Sylvie Cotton est une artiste interdisciplinaire vivant à Montréal, au Québec. Sa recherche, amorcée en 1997, est liée aux pratiques de la performance, de l’art action, du dessin et de l’écriture, bien qu’elle fasse aussi régulièrement appel aux formes installatives pour la réalisation de projets d’exposition. Ses œuvres s’ouvrent sur la création de situations menant à l’instauration d’un rapport avec l’autre ou à une infiltration dans le monde de l’autre.

Principalement, le travail s’inscrit in situ et in spiritu dans des lieux privés ou publics, et les résultats sont présentés dans des galeries et des festivals ou se déploient hors les murs dans d’autres types d’espaces publics (rue, ascenseur, parc ou restaurant, par exemple). L’activité de résidence est également utilisée comme un médium de création performative.
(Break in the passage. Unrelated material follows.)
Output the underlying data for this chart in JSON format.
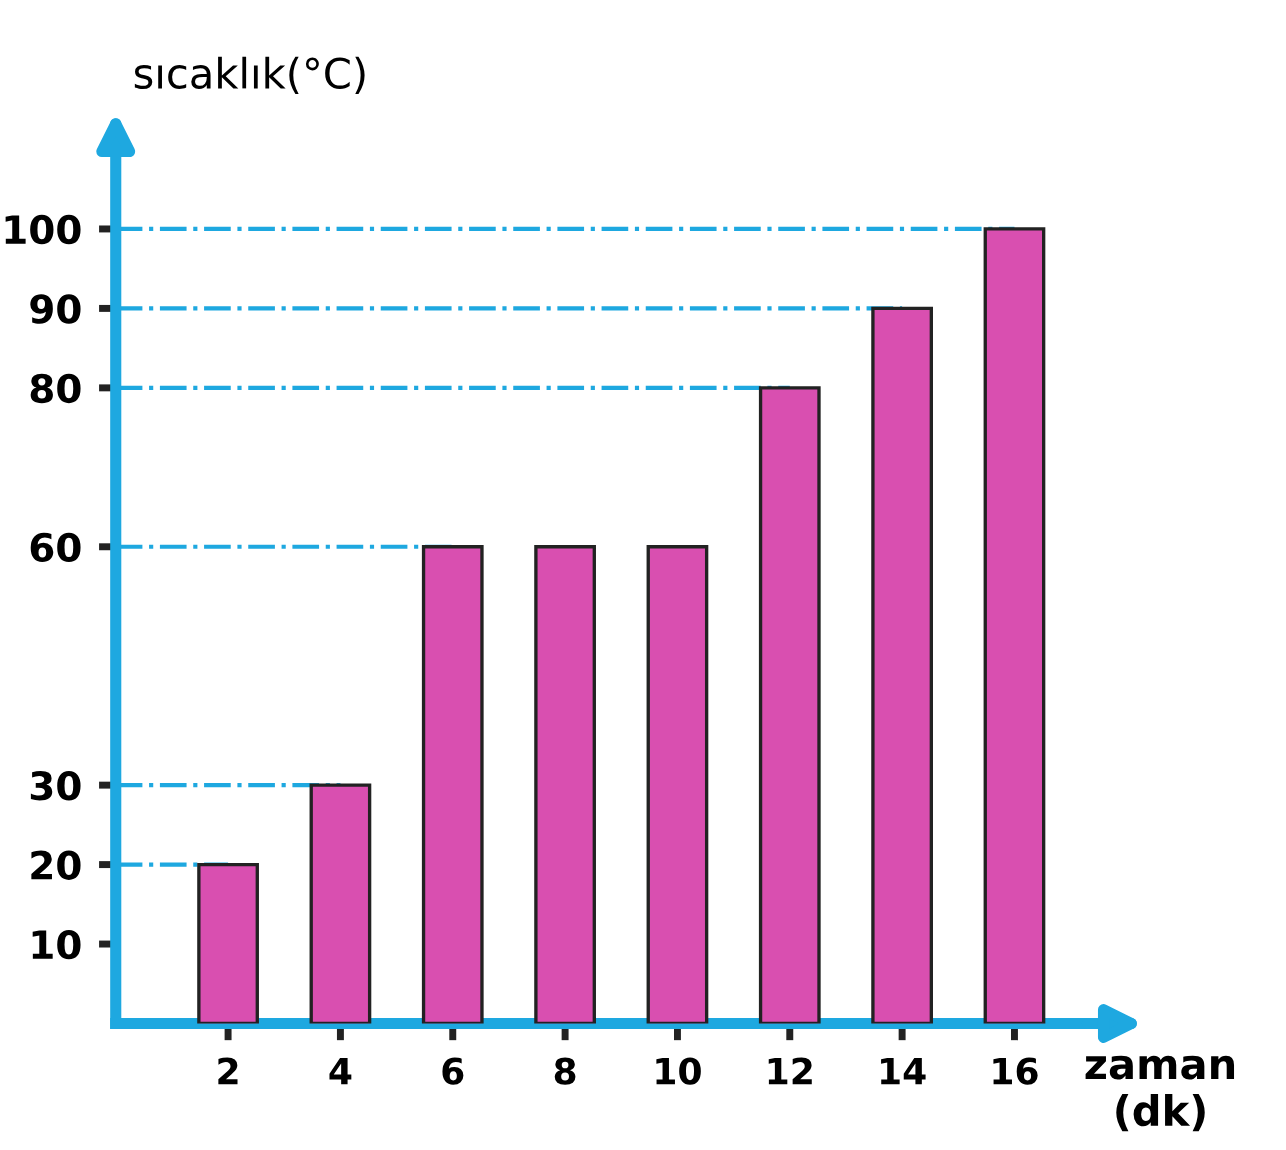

Sylvie Cotton est aussi auteure et commissaire. Elle a organisé des événements, dirigé des publications et a été membre de nombreux groupes de travail et de comités en arts visuels. Elle a présenté ses projets de performance ou d’installation au Québec, aux États-Unis, en Italie, en Allemagne, en Serbie, en Pologne, en Finlande, en Estonie, en Espagne et au Japon.

Elle a contribué cette réflexion sur la pratique qu’elle appelle in spiritu — c’est à dire une pratique où la dimension spirituelle éclaire l’ensemble du travail en atelier, autant la création que l’expérience du faire et de l’œuvre.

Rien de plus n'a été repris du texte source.